S1 ATTAG--GCATTAGCTTATG
S2 GTTGCCCTCAT----ATTCGTTC
--------------------------
S3 GTTCCCCCATTACCTTCTG

Obviously, the third sequences is very similar to the first sequences when it starts and then it becomes more similar to the second sequence. When aligning the third sequence to the first two in a progressive alignment step, it would be good if the alignment was determined by a pair wise comparison of S1 and S3 for the first half and then the reference sequence should be changed and the alignment is continued by aligning S2 and S3.
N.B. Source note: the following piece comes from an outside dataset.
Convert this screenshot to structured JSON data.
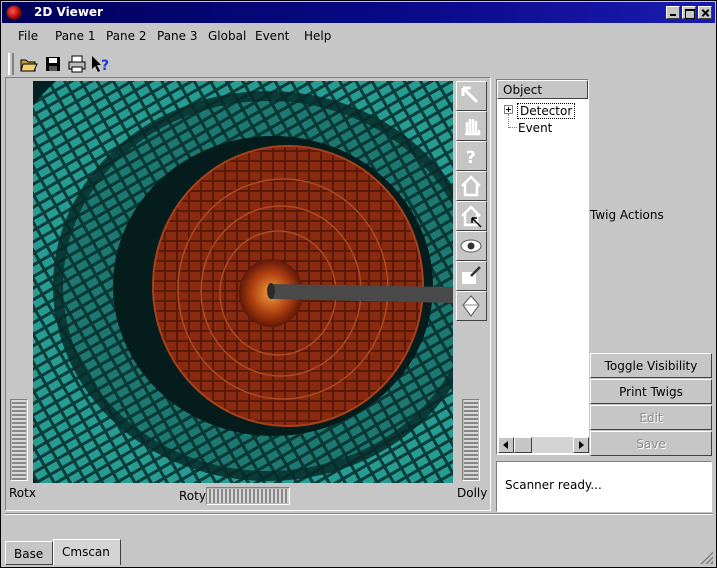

(a) Suppose there is only one change point: Describe a dynamic programming algorithm that detects the change point.
(b) Suppose there is more than one change point: Adjust your algorithm.
(c) How can we avoid, that the reference sequence is changed to often? (wild hopping)
(d) Come up with a complete progressive alignment algorithm that uses the above algorithm for adding a single
new sequences to an existing partial multiple alignment.

(3) Sum of pairs score
We have the following scores:
match=1
mismatch=0
gap of length n = -n

(a) Calculate the sum of pairs score for the following multiple alignment:

AGC-CCA
CACCCA-
AGAA--A

(b) Give an example for a multiple alignment of these sequences with a higher sum of pairs score.

(4) Score matrix
Suppose all the four letter ATCG have the same probability in a stochastic background model for DNA. As a model for related sequences we use the probabilities m(i,i)=0.19 and m(i,j)=0.02 if i and j are different. Remember, that the m(i,j)denote the joint probability of observing letter i in the first sequence and letter j in the second sequence of a correct alignment.

(a) Calculate a score matrix based on these models.
(b) What is the transition matrix P of the underlying Markov chain for this model.
(c) Calculate a new score matrix that is based on P^4 .
(d) Which difference in local alignments do you expect?